As with any mass popular movement, there was a lot of crazy stuff going on in the Sixties-but that’s the only thing that makes it into history: the crazy stuff around the periphery. The main things that were going on are out of history-and that’s because they had a kind of libertarian character, and there is nothing more frightening to people with power.’ – Noam Chomsky
Utility and Luxury
I’m sympathetic with sentiments expressed in this episode, by Wes and Seth, about the socializing and civilizing effects of a core tertiary curriculum (Great Books or otherwise), but hold similar suspicions as others that it is just a tad too elitist for the American mode. What’s more, it betrays the considerable amount of investment (privilege, if you prefer) required to bring one to an adequate, prerequisite level before stepping into such a venerable program.
It’s a luxury good, in other words, and perhaps the biggest luxury one can buy in college education, for the practical cash-out value being (1) empirically hard to measure, and (2) arguably modest when compared to our highly-refined taxonomy of American university-degree specialization.

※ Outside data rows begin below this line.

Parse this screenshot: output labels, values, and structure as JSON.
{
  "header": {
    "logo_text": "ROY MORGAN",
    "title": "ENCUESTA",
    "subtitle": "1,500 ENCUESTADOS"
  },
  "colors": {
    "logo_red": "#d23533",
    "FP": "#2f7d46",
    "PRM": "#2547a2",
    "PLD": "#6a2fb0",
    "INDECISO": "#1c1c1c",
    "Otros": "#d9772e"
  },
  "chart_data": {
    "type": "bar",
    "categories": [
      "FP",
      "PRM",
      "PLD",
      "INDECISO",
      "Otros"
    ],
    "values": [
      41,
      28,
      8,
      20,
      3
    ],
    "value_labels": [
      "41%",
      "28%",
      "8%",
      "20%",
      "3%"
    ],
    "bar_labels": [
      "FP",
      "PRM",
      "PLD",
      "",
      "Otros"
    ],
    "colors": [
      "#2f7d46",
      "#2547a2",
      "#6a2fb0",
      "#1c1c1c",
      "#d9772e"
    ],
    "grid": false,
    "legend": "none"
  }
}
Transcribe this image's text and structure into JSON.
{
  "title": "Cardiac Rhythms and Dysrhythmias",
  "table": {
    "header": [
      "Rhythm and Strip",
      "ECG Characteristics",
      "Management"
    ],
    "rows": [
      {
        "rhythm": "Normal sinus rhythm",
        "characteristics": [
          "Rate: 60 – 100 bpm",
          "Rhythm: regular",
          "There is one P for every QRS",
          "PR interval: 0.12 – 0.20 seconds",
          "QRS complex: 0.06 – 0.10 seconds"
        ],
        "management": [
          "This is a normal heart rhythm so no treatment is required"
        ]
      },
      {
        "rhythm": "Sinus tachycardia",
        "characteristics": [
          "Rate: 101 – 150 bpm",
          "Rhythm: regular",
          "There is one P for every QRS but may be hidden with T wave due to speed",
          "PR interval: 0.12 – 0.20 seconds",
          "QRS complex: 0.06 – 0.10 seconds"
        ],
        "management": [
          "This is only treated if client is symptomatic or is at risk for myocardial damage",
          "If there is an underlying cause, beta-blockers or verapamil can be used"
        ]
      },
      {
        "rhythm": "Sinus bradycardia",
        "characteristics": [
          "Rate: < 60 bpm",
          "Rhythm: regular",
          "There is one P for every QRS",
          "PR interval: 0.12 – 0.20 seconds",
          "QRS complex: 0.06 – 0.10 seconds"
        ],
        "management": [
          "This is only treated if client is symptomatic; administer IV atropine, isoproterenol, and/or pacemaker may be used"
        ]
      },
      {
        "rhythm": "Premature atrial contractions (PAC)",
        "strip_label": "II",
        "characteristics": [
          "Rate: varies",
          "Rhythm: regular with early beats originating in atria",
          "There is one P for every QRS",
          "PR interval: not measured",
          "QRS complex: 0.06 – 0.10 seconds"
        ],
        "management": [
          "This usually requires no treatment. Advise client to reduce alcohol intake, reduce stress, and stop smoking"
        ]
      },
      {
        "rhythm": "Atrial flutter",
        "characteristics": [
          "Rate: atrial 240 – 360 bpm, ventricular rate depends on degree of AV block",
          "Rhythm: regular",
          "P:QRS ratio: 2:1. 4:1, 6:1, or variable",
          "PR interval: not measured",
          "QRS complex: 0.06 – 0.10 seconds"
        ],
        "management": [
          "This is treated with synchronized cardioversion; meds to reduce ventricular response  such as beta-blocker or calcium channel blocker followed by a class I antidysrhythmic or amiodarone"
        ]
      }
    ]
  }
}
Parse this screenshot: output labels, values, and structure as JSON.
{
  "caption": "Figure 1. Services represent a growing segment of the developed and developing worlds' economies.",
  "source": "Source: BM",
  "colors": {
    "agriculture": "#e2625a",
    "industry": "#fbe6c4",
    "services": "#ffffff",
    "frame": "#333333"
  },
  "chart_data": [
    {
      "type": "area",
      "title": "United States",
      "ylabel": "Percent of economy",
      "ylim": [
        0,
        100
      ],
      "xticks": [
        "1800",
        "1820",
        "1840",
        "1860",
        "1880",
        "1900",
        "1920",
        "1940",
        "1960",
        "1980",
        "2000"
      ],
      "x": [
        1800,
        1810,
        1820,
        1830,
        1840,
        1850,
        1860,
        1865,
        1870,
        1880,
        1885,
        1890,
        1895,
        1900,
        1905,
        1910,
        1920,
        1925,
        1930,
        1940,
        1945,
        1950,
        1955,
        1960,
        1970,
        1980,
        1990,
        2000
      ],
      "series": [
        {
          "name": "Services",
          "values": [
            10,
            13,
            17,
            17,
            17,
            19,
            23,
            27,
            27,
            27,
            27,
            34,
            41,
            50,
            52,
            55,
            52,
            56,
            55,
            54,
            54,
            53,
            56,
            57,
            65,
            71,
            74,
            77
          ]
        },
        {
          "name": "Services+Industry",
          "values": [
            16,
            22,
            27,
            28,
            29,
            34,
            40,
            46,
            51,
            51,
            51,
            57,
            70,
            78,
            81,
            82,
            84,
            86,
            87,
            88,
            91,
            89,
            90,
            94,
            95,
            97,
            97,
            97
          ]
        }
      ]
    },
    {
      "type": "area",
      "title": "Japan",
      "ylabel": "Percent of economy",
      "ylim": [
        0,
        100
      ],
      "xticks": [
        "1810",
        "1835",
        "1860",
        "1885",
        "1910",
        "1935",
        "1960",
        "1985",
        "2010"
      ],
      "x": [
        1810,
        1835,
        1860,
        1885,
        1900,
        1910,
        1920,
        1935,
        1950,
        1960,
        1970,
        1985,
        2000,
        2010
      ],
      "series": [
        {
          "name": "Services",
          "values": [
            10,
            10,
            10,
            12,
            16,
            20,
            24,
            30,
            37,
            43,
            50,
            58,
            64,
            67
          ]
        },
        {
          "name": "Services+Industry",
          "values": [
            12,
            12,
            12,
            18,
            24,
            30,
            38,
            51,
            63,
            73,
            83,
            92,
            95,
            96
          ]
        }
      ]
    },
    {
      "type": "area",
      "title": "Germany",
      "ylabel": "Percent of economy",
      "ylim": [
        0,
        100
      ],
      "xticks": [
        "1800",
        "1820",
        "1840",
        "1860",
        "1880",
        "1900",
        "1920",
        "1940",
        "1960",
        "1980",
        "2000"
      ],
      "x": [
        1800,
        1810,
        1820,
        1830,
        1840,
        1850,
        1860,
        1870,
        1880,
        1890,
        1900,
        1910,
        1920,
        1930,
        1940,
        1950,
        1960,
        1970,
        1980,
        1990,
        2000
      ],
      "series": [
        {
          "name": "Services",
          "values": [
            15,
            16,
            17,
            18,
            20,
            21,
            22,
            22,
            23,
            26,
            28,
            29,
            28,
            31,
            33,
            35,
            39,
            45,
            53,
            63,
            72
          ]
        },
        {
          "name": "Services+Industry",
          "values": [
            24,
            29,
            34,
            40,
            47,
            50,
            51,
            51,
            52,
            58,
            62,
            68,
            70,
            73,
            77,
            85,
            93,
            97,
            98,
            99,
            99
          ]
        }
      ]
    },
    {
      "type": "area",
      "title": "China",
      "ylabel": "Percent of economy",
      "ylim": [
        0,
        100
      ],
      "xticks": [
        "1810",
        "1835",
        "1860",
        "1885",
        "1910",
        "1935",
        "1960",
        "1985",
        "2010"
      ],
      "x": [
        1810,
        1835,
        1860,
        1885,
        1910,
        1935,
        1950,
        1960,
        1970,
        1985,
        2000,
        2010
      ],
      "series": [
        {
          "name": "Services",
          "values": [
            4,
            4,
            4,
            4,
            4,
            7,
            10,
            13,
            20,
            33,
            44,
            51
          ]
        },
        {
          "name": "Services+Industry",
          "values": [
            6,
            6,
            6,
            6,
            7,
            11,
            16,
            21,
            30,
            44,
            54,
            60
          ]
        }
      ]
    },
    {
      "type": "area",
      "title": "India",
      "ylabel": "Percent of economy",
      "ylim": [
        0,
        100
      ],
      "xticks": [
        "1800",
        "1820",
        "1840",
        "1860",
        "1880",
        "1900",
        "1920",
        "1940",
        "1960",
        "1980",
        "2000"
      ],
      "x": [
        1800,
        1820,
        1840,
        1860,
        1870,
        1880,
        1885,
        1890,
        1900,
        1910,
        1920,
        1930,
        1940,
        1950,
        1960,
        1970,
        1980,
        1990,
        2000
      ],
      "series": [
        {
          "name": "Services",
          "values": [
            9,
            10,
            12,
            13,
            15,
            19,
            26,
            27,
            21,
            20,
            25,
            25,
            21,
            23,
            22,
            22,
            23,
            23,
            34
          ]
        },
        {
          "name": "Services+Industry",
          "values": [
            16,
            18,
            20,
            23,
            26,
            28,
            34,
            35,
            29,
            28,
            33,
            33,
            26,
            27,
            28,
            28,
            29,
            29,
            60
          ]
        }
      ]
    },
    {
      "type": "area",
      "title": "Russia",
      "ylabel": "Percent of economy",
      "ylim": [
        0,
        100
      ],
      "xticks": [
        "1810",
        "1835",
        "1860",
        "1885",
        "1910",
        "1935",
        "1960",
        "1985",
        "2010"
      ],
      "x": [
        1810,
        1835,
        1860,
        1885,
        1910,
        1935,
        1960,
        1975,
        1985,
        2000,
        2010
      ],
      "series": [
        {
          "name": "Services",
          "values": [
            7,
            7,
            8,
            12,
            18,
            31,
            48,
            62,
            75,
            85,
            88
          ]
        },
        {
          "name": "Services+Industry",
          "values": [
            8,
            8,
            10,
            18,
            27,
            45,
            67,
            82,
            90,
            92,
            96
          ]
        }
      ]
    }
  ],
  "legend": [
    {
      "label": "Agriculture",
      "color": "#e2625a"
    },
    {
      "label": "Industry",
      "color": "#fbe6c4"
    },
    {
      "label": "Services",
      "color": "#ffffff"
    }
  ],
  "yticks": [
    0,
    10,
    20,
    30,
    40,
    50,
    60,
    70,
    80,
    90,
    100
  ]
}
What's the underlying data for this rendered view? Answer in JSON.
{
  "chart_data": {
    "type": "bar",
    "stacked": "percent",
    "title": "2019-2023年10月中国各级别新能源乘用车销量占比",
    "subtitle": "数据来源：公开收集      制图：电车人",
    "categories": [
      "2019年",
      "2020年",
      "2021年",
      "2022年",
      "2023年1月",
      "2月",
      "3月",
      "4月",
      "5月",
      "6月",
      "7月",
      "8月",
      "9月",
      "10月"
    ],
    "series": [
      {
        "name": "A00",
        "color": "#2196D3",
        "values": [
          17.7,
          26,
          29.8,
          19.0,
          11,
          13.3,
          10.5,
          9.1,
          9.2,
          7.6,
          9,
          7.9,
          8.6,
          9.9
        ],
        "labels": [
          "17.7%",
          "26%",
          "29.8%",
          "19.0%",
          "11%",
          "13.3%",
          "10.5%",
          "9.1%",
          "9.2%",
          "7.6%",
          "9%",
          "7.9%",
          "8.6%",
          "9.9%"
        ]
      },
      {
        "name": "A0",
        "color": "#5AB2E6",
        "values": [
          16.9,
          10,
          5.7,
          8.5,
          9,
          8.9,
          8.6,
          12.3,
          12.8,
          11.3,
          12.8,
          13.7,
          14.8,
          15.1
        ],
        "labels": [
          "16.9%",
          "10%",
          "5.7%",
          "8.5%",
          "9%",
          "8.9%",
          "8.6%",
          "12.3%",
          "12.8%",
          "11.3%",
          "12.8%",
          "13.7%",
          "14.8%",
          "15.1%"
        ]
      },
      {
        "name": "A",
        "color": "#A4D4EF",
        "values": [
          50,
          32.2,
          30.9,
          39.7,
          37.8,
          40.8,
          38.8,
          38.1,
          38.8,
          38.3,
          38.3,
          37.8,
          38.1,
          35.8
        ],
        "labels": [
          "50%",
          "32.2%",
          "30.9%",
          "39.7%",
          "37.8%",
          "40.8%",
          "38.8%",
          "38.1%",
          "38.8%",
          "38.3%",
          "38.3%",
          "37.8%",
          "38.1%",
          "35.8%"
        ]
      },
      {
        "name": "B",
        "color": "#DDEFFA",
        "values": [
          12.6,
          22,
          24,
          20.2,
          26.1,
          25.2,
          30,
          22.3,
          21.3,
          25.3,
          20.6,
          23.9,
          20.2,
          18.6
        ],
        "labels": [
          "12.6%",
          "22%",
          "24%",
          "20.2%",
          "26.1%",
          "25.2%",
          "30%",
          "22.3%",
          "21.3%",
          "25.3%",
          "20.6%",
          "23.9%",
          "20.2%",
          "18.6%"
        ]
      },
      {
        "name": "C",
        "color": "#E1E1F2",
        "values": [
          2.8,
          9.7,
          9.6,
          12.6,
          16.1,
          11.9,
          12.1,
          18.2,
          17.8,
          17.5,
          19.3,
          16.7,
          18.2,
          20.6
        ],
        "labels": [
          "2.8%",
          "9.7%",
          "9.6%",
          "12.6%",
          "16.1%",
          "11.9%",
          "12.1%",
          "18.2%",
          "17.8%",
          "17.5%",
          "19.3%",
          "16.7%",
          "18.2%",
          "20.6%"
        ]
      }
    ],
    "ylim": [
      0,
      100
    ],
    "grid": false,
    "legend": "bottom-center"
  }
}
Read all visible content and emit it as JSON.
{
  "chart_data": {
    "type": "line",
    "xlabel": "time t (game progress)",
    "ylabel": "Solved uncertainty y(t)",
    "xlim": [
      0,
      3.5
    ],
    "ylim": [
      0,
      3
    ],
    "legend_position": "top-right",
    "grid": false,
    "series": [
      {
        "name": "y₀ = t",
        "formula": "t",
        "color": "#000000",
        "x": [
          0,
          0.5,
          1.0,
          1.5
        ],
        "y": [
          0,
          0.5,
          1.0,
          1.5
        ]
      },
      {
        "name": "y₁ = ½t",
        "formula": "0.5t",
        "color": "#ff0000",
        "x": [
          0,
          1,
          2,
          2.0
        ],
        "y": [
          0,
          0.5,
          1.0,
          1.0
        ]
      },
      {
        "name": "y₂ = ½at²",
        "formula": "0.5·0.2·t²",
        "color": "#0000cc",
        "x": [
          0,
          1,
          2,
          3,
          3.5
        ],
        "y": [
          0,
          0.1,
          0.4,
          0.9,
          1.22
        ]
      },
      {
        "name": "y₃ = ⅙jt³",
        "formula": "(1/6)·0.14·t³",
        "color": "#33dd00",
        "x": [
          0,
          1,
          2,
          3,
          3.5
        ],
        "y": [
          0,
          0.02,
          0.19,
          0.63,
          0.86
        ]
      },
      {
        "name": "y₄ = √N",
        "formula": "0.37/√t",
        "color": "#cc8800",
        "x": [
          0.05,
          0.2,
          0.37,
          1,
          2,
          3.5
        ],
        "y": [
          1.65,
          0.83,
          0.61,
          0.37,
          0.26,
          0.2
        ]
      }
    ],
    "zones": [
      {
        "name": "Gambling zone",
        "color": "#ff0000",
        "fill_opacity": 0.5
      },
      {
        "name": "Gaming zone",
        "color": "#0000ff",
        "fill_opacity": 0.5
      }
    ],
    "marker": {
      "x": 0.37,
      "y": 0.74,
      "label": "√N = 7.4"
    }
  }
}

That very deliberate specialization (e.g. business degrees, law degrees, medical degrees, and so on) is a critical component of the dynamism of our remarkable economy, and the envy of the world round. It’s based on the same classic-liberal utility theory that the PEL crew have taken on in other episodes (e.g. Adam Smith, David Ricardo, Friedrich Hayek) and her secret sauce is ‘the multiplier effect.’ That multiplier effect, in turn, is what accounts for our nation’s amazing wealth and surplus of leisure (residual economic-inequality notwithstanding). And that surplus of wealth and leisure, by our PEL hosts’ own explicit admission, are constituent parts to leading a self-reflective, examined life.
So this leads me to the conclusion that we have cooked something here like aporia? That is, contained within the normative aspiration for a tradition-cohesive, educated populace is this contradiction: In order to build your better Republic, one must abjure the canonical curriculum and let her citizens find as much on their own terms.
I’m disappointed that there was no mention of Robert Paul Wolff’s classic review of Bloom’s book as a piece of Saul Bellow fiction, in the journal Academe.